There are changes to the tax and benefits system all the time, often at no - or only a few months - notice. Just in the last few years we've had the 2 child benefit cap introduced, the removal of child benefit for higher earners, the removal of the winter fuel allowance, the changing terms on student loans (& the massive increase in tuition fees), the increase of the school leaving age to 18, council tax surcharges... and on and on. There are losers in all these policies, but they don't get compensation. This is the price of being a society.
There is a safety net for the poor and sick: the means tested benefit system. Yes, it's not a lot, but it is there. The idea that the WASPI women get nothing and those that came just a few years later are much better off is wrong.

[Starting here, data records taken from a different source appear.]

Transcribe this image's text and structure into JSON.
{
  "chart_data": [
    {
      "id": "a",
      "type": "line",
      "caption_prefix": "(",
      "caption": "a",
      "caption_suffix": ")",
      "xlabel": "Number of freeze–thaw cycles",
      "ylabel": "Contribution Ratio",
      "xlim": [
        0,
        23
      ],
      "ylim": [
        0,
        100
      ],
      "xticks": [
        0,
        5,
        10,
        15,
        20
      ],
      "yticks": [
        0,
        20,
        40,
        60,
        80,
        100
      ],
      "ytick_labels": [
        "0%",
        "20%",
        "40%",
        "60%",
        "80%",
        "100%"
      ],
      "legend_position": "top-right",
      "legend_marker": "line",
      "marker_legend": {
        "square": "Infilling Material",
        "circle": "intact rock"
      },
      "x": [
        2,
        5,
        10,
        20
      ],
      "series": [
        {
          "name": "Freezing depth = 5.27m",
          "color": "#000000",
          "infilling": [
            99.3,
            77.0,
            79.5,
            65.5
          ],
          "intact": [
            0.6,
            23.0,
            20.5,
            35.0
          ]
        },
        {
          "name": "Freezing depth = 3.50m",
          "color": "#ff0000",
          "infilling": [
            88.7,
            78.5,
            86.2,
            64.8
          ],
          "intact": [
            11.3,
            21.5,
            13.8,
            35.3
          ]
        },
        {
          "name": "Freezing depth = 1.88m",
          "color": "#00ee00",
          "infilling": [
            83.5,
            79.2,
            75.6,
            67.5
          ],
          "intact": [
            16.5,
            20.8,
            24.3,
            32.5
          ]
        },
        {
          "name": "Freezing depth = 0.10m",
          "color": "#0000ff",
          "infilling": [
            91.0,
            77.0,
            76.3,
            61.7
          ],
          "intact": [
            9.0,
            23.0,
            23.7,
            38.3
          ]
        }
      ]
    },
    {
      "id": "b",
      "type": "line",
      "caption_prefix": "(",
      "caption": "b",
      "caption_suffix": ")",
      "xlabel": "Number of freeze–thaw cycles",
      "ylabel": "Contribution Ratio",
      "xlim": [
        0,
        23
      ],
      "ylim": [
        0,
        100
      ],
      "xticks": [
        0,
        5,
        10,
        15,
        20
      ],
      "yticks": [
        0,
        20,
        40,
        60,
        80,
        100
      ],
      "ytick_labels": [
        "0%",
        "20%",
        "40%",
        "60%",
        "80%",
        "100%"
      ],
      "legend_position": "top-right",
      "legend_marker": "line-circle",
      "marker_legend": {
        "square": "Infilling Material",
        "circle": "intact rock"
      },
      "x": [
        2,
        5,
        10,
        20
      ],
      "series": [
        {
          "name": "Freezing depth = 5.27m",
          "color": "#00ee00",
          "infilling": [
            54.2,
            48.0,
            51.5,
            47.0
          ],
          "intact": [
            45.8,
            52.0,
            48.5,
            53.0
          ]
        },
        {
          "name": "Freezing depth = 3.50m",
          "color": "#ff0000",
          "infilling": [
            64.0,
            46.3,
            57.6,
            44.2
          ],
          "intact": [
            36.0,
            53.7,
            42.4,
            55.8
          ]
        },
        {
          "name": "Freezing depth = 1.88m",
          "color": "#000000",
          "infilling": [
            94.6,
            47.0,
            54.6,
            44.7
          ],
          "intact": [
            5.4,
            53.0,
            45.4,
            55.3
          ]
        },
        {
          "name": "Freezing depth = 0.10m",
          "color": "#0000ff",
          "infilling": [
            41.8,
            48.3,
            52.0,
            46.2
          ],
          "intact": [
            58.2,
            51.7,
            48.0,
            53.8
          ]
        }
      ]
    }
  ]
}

And the notion put forward by some on this thread that WASPI women were all trail-blazing feminists who set up the benefits women enjoy today is also wrong. Women born in the 60s, 70s, 80s, 90s..... have all had their battles and setbacks to fight and overcome. We are all building on the advances of previous generations. The WASPI women aren't any different - or anything special.
Finally, there are still benefits that people get from the age of 60 - including the WASPI women: free prescriptions, free eye tests, free public transport (in London), discounted leisure activities (railcard, tickets etc) and so on. And those WASPI women who retired early and took their occupational pensions (like that ridiculous headteacher who seemed to be the figurehead for the WASPI campaign) benefited from not paying national insurance on their pension income - unlike their peers who were still working.
All the money the WASPI women have spent on this campaign and all their legal costs would have been much better directed into a charity fund to help those in need not covered by, or to top up, the social security system.
I do think they have been led up the garden path by the Labour govt - but so have students who were promised by Keir Starmer in the past that Labour would get rid of tuition fees.